No, no, this is an excellent question. And the The reaction and the feedback that we get from the researchers at Vanderbilt, but also from supported by top KOLs in the US and in Germany, as I mentioned, is the fact that today, hypoglossal nerve stimulation is really offering a strong solution for moderate to severe OSA patients. But there is still a percentage of non-responders. So the question will be, and that's where we will also be conducting further research, is how can antacervicalis provide an answer, those non-responders. That's already one thing. Second thing that we are looking at, as well as how will antacervicalis do as a standalone product, and how would antacervicalis do in combination with hypoglossal nerve stimulation. So all these parts are being examined, but it's clear that with what we can do today, hypoglossal nerve stim, we are focused on one dimension, the anterior-posterior dimension of the upper airway, with the antacervicalis, we will add a third dimension. And by having those three dimensions, we really believe and we are really proud that we can explore this and work with the researchers together because that is providing us a pipeline and we are convinced that that also will offer a neuromodulation solution for patients that currently have no solution. So we want to further expand, in fact, the market of the therapy access to patients that are currently cannot benefit from hypoglossal nerve stem.

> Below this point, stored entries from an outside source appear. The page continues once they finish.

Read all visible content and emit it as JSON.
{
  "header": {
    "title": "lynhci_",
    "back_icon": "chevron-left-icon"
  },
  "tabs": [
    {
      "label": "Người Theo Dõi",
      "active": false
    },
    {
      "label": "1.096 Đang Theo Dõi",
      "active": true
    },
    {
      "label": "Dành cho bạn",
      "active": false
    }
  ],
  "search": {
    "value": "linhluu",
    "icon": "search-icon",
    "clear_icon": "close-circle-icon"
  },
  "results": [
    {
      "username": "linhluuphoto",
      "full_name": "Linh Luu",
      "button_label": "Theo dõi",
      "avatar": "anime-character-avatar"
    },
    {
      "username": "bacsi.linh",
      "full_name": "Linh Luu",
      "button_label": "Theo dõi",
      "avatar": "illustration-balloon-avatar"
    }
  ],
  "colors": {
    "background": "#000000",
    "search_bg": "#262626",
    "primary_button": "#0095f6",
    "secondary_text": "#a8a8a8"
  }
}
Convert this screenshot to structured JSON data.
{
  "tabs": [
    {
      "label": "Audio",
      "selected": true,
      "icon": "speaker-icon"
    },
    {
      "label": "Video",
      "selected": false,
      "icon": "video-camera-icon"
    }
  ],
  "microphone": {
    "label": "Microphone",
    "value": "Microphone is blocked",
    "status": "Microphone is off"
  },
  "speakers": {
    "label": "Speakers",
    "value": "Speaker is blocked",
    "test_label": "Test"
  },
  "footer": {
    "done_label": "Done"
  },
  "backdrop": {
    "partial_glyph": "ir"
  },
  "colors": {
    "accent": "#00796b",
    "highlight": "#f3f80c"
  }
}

Thank you. I'm sure no further questions in the queue. I would now like to turn the call back over to Olivier for closing remarks.
Well, thank you. Thank you. And in closing, I would like to close the call by reaffirming the large market opportunity for hypoglossal nerve stimulation. We really look forward to well addressing the unmet needs of this market with our patient-centric genius solution. So thank you for the questions. Thank you for calling in and listening. I'm happy to continue interacting with all of you. Thank you.
Ladies and gentlemen, this concludes today's conference call. Thank you for your participation. You may now disconnect.